Europe: Easing Cycle Confirmed
The ECB can now proceed with confidence on its easing cycle, with the December 18 statement reaffirming data-dependent flexibility for 2026 rate cuts. Core eurozone inflation at 3.0% has cooled to near-target levels, removing the last justification for the ECB’s hawkish hold. Expect the ECB to cut rates in March 2026 and potentially again in June, supporting European growth but also pressuring EUR/USD from a carry perspective.

Global Trade: Stagflation Risk Reduced
The combination of softening US inflation and clear Fed easing bias reduces the immediate risk of a “global stagflation” scenario (high inflation + low growth). However, this relief comes with a caveat: Trump’s tariffs remain a wild card that could trigger re-acceleration in US inflation and spark retaliatory measures from China, the EU, and others. The current benign inflation backdrop may be temporary, creating false confidence that could be shattered by policy surprises in early 2026.

Critical Caveats for Investors

Data Quality Risk: The government shutdown created an unprecedented data gap. The BLS-implemented technical two-month methodology is suspected by analysts of potentially biasing inflation downward. December CPI release (January 13, 2026) and January CPI (February 12) will be crucial confirmation. A reacceleration in either print would dramatically shift this dovish narrative.

Tariff Wild Card: The Trump administration’s tariff plans remain largely unpriced in commodities and import-sensitive sectors. A 10-25% across-the-board tariff implementation in Q1 2026 could trigger a 1-2 percentage point increase in inflation by mid-2026, fundamentally altering the Fed’s rate path and currency flows.

Unemployment Threshold: While inflation is cooling, unemployment is rising. If the jobless rate reaches 5.0% or higher in the next two months, the Fed will face intense pressure for aggressive cuts (50 bps) regardless of inflation concerns. This would represent a policy regime shift toward “put” protection of the labor market.
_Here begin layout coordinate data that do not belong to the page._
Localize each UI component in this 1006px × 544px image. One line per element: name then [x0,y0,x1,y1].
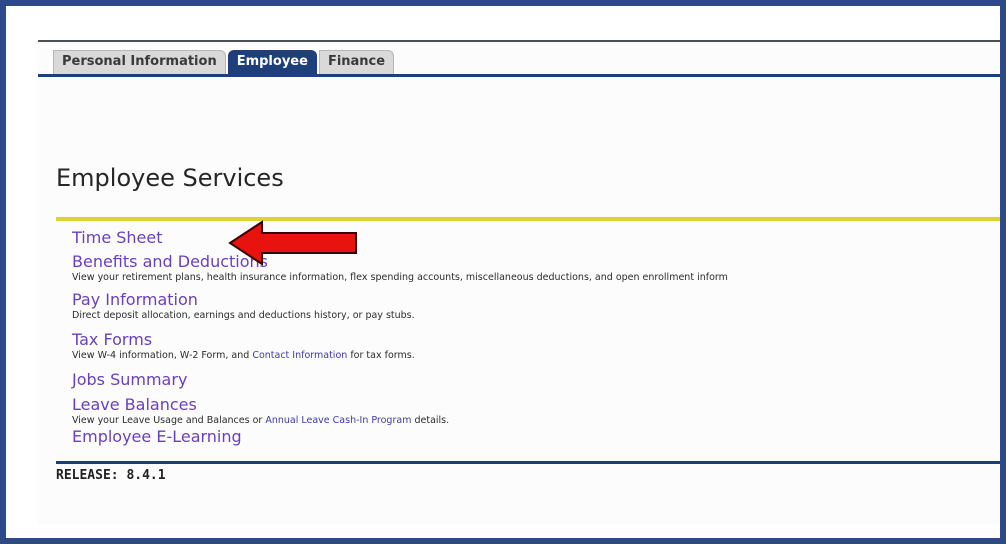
menu-item-leave: Leave Balances View your Leave Usage and… [72,395,1000,427]
time-sheet-link[interactable]: Time Sheet [72,228,1000,248]
tab-finance[interactable]: Finance [318,50,395,75]
title-divider [56,217,1000,221]
arrow-icon [228,220,357,266]
page-title: Employee Services [56,164,284,192]
pay-information-link[interactable]: Pay Information [72,290,1000,310]
jobs-summary-link[interactable]: Jobs Summary [72,370,1000,390]
menu-item-jobs: Jobs Summary [72,370,1000,395]
leave-description: View your Leave Usage and Balances or An… [72,415,1000,427]
employee-e-learning-link[interactable]: Employee E-Learning [72,427,1000,447]
tax-description-prefix: View W-4 information, W-2 Form, and [72,350,250,361]
leave-description-suffix: details. [414,415,450,426]
tab-employee[interactable]: Employee [227,50,317,75]
leave-description-prefix: View your Leave Usage and Balances or [72,415,263,426]
tax-description: View W-4 information, W-2 Form, and Cont… [72,350,1000,362]
menu-item-time-sheet: Time Sheet [72,228,1000,252]
red-arrow-annotation [228,220,357,266]
menu-item-elearning: Employee E-Learning [72,427,1000,449]
pay-description: Direct deposit allocation, earnings and … [72,310,415,321]
menu-item-pay: Pay Information Direct deposit allocatio… [72,290,1000,330]
footer-divider [56,461,1000,464]
tax-description-suffix: for tax forms. [350,350,415,361]
menu-item-tax: Tax Forms View W-4 information, W-2 Form… [72,330,1000,370]
benefits-description: View your retirement plans, health insur… [72,272,728,283]
tab-bar-underline [38,74,1000,77]
release-version: RELEASE: 8.4.1 [56,468,166,483]
tab-bar-top-rule [38,40,1000,42]
screenshot-frame: Personal Information Employee Finance Em… [6,6,1000,538]
tab-personal-information[interactable]: Personal Information [53,50,226,75]
menu-item-benefits: Benefits and Deductions View your retire… [72,252,1000,290]
benefits-and-deductions-link[interactable]: Benefits and Deductions [72,252,1000,272]
leave-balances-link[interactable]: Leave Balances [72,395,1000,415]
page-content: Personal Information Employee Finance Em… [38,40,1000,524]
tax-forms-link[interactable]: Tax Forms [72,330,1000,350]
tab-bar: Personal Information Employee Finance [53,44,396,75]
annual-leave-cash-in-link[interactable]: Annual Leave Cash-In Program [265,415,411,426]
contact-information-link[interactable]: Contact Information [252,350,347,361]
services-menu: Time Sheet Benefits and Deductions View … [72,228,1000,449]
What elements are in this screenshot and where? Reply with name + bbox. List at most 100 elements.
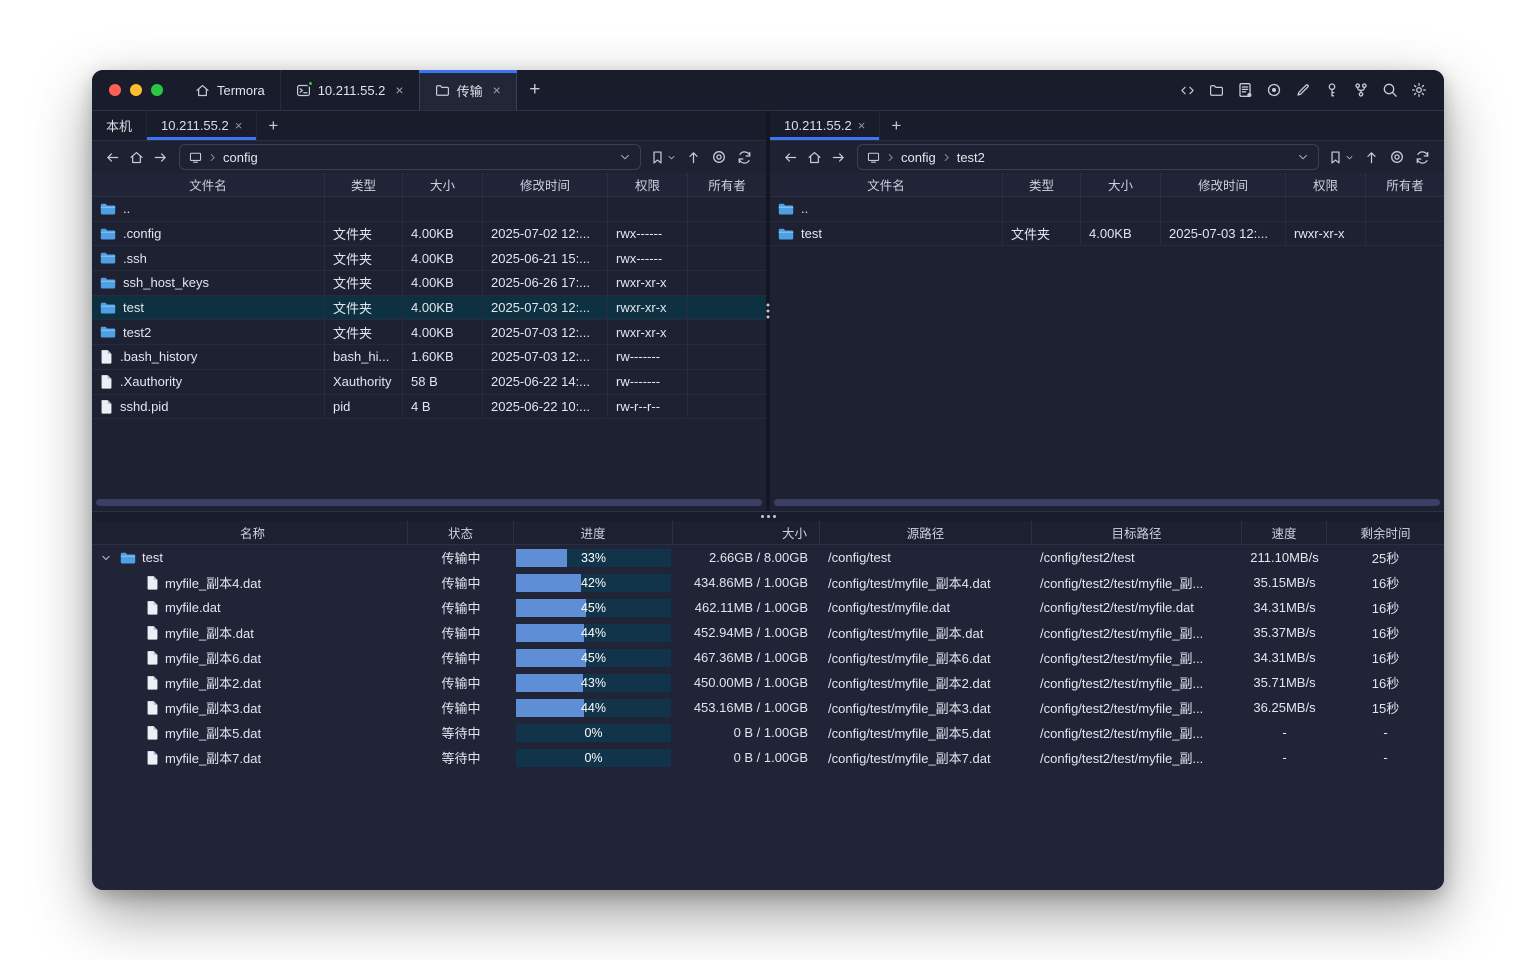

The November 2025 CPI report marks a pivotal shift from an inflation-fighting paradigm to a growth-protection paradigm for the Federal Reserve. With core inflation now below 3% and trending toward the 2% target, the central bank has demonstrated success in its tightening campaign, even at the cost of visible labor market deterioration. For global investors, this creates a favorable environment for currency diversification away from the dollar, EM asset accumulation, and moderate gold/commodity exposure. However, the tariff wild card and data quality concerns warrant caution about extrapolating this dovish trend too far into 2026.